Queen City Hotel and 7th Avenue
For several decades beginning in the early 1900s, the Queen City Hotel, which stood across the street from this site, was at the center of a vibrant African American community along 7th Avenue North. Clubs and cafes in the area featured blues, jazz, and rhythm & blues, and the hotel housed visiting musical celebrities, including B. B. King, Duke Ellington, and James Brown, as well as professional African American athletes. The hotel was founded by a former slave, Robert Walker.
Seventh Avenue North During the segregation era this area housed many businesses catering specifically to African Americans, including the Queen City Hotel. Hotel founder Robert Walker (c. 1848-1931) had worked previously as a cook and as a “drayman” and “hackman” (horse-and-wagon or -buggy operator), according to census records. The first Columbus City Directory (1912) lists Walker running a boarding house at 1504 7th Avenue North, and by the 1920s the structure was listed as the Queen City Hotel.

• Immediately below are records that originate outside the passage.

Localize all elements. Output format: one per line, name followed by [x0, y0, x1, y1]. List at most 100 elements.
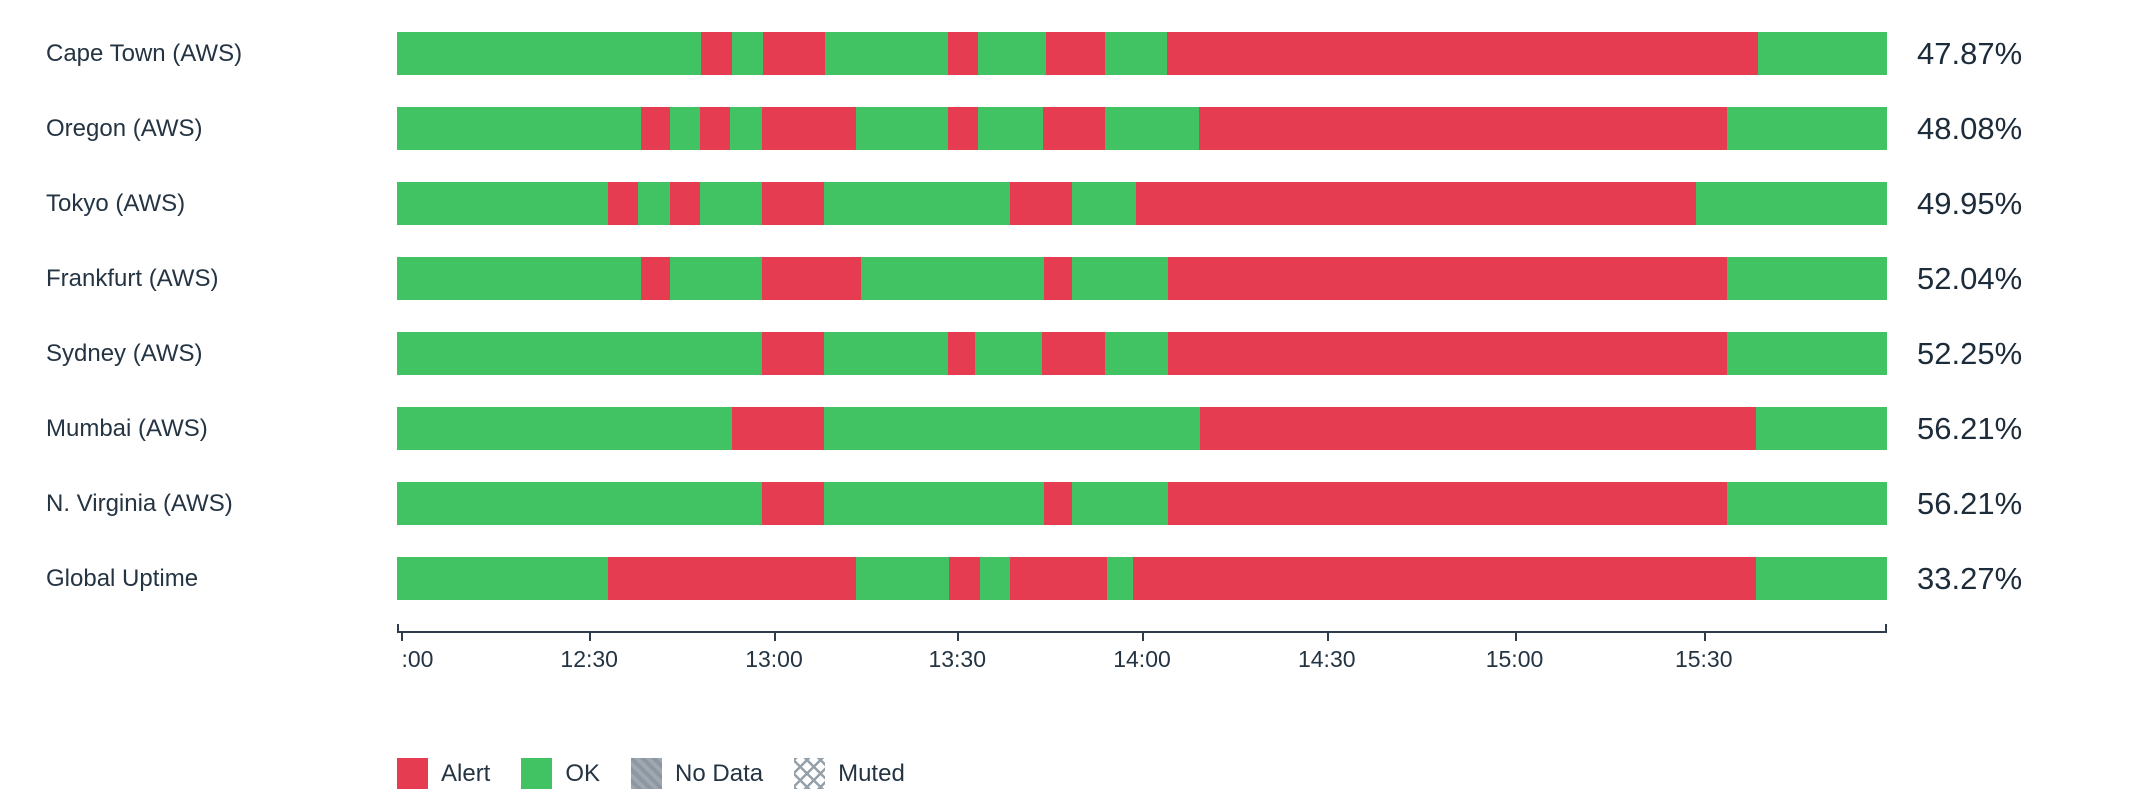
segment-ok[interactable]	[1105, 32, 1168, 75]
segment-alert[interactable]	[641, 107, 670, 150]
segment-alert[interactable]	[762, 32, 826, 75]
segment-alert[interactable]	[1167, 32, 1758, 75]
segment-ok[interactable]	[824, 332, 949, 375]
status-row: Tokyo (AWS) 49.95%	[0, 166, 2134, 241]
segment-ok[interactable]	[974, 332, 1042, 375]
segment-alert[interactable]	[1043, 482, 1072, 525]
segment-ok[interactable]	[1695, 182, 1887, 225]
segment-ok[interactable]	[729, 107, 763, 150]
segment-ok[interactable]	[855, 107, 948, 150]
segment-alert[interactable]	[1167, 257, 1727, 300]
segment-alert[interactable]	[608, 182, 638, 225]
segment-ok[interactable]	[397, 32, 702, 75]
segment-alert[interactable]	[762, 182, 824, 225]
segment-ok[interactable]	[1071, 482, 1168, 525]
status-bar[interactable]	[397, 557, 1887, 600]
status-bar[interactable]	[397, 32, 1887, 75]
segment-ok[interactable]	[824, 407, 1200, 450]
legend-item-no_data[interactable]: No Data	[631, 758, 763, 789]
segment-alert[interactable]	[1133, 557, 1757, 600]
segment-ok[interactable]	[1726, 482, 1887, 525]
segment-alert[interactable]	[948, 332, 975, 375]
segment-ok[interactable]	[397, 182, 609, 225]
segment-ok[interactable]	[979, 557, 1011, 600]
segment-ok[interactable]	[732, 32, 763, 75]
segment-ok[interactable]	[637, 182, 670, 225]
segment-ok[interactable]	[669, 257, 763, 300]
segment-ok[interactable]	[1071, 257, 1168, 300]
status-bar[interactable]	[397, 482, 1887, 525]
legend-item-ok[interactable]: OK	[521, 758, 600, 789]
segment-alert[interactable]	[1043, 257, 1072, 300]
status-bar[interactable]	[397, 407, 1887, 450]
segment-ok[interactable]	[397, 257, 642, 300]
segment-alert[interactable]	[762, 482, 825, 525]
segment-ok[interactable]	[397, 407, 733, 450]
segment-ok[interactable]	[824, 482, 1044, 525]
row-label: N. Virginia (AWS)	[46, 489, 233, 517]
segment-ok[interactable]	[669, 107, 701, 150]
segment-alert[interactable]	[1167, 482, 1727, 525]
axis-tick-label: 15:00	[1485, 646, 1544, 672]
segment-ok[interactable]	[1756, 557, 1887, 600]
status-bar[interactable]	[397, 182, 1887, 225]
segment-alert[interactable]	[1045, 32, 1106, 75]
segment-ok[interactable]	[1071, 182, 1136, 225]
segment-ok[interactable]	[1726, 107, 1887, 150]
segment-ok[interactable]	[700, 182, 763, 225]
segment-alert[interactable]	[1043, 107, 1106, 150]
row-label: Cape Town (AWS)	[46, 39, 243, 67]
segment-ok[interactable]	[977, 32, 1046, 75]
uptime-value: 52.04%	[1917, 260, 2023, 296]
segment-alert[interactable]	[947, 107, 978, 150]
segment-ok[interactable]	[977, 107, 1044, 150]
segment-alert[interactable]	[701, 32, 733, 75]
uptime-value: 48.08%	[1917, 110, 2023, 146]
segment-ok[interactable]	[1107, 557, 1134, 600]
legend-swatch-ok	[521, 758, 553, 789]
segment-ok[interactable]	[1726, 257, 1887, 300]
segment-alert[interactable]	[700, 107, 730, 150]
segment-ok[interactable]	[860, 257, 1044, 300]
status-bar[interactable]	[397, 332, 1887, 375]
segment-ok[interactable]	[1105, 107, 1200, 150]
segment-alert[interactable]	[762, 332, 825, 375]
uptime-value: 33.27%	[1917, 560, 2023, 596]
segment-ok[interactable]	[825, 32, 948, 75]
axis-tick	[589, 633, 592, 641]
segment-alert[interactable]	[949, 557, 980, 600]
segment-ok[interactable]	[397, 332, 763, 375]
legend-item-alert[interactable]: Alert	[397, 758, 490, 789]
segment-alert[interactable]	[1135, 182, 1696, 225]
segment-alert[interactable]	[762, 257, 861, 300]
segment-alert[interactable]	[669, 182, 701, 225]
segment-alert[interactable]	[1041, 332, 1106, 375]
time-axis: :00 12:30 13:00 13:30 14:00 14:30 15:00 15:30	[397, 624, 1887, 684]
segment-ok[interactable]	[1726, 332, 1887, 375]
segment-alert[interactable]	[1199, 407, 1757, 450]
axis-tick	[773, 633, 776, 641]
segment-ok[interactable]	[1757, 32, 1887, 75]
segment-alert[interactable]	[947, 32, 978, 75]
segment-alert[interactable]	[641, 257, 670, 300]
segment-ok[interactable]	[1105, 332, 1168, 375]
segment-ok[interactable]	[1756, 407, 1887, 450]
segment-ok[interactable]	[397, 107, 642, 150]
axis-line	[397, 631, 1887, 633]
segment-alert[interactable]	[1199, 107, 1727, 150]
segment-alert[interactable]	[608, 557, 856, 600]
segment-ok[interactable]	[855, 557, 950, 600]
segment-alert[interactable]	[762, 107, 856, 150]
segment-ok[interactable]	[397, 482, 763, 525]
segment-alert[interactable]	[1010, 182, 1072, 225]
segment-alert[interactable]	[732, 407, 825, 450]
uptime-value: 56.21%	[1917, 485, 2023, 521]
segment-ok[interactable]	[397, 557, 609, 600]
row-label: Tokyo (AWS)	[46, 189, 186, 217]
segment-alert[interactable]	[1010, 557, 1108, 600]
segment-ok[interactable]	[823, 182, 1011, 225]
legend-item-muted[interactable]: Muted	[794, 758, 905, 789]
segment-alert[interactable]	[1167, 332, 1727, 375]
status-bar[interactable]	[397, 257, 1887, 300]
status-bar[interactable]	[397, 107, 1887, 150]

In the late ’40s Ed Bush (1908-1982) bought the property from Walker’s estate, tore down the original wooden building, and built a two-story brick hotel. As a young man Bush had worked as a bellboy at the downtown Gilmer Hotel, and with the financial assistance of Gilmer owner J. W. Slaughter he opened businesses including a café, pool hall, dry goods store, barbershop and dry cleaners on Catfish Alley (South 4th Street). The New Queen City Hotel officially opened in 1948.
The Queen City Hotel anchored the Seventh Avenue North district, known locally as “down on the block,” which stretched from 13th to 20th streets and fanned out several blocks in each direction. Locals have recalled nationally prominent musicians including Bobby “Blue” Bland, Little Richard, Little Willie John, Earl “Fatha” Hines, Louis Armstrong, Fletcher Henderson, and Pearl Bailey performing at the Blue Room, operated by Billups Evans at 906 14th Street, and the Savoy, owned by Jim Sykes, at the intersection of Seventh Avenue North and 19th Street. Ed Bush was a member of the leading local jazz and blues band, the Rhythm Kings, which played at venues including the Queen City’s ballroom and also toured regionally to Starkville, Aberdeen, West Point and Okolona. Other local gathering places for dancing or listening to music included the Elks Club, the Deluxe Café, Richardson Café, the Cozy Corner, the Tic Toc 1 and Tic Toc 2, and the Red Rooster, and, in later years, the Flamingo Lounge, Ladies Inn, the Cotton Club, and the Crystal Room.
Seventh Avenue North was one of many African American business districts across the nation that ironically declined after the end of official segregation. In 1996 the Weatherspoon family bought the vacant Queen City Hotel, but despite a campaign to preserve the building, it was demolished in 2007. An informal festival celebrating the neighborhood’s cultural legacy began in early 1980s, and by 2010 the Seventh Avenue Heritage Festival was drawing over 10,000 visitors.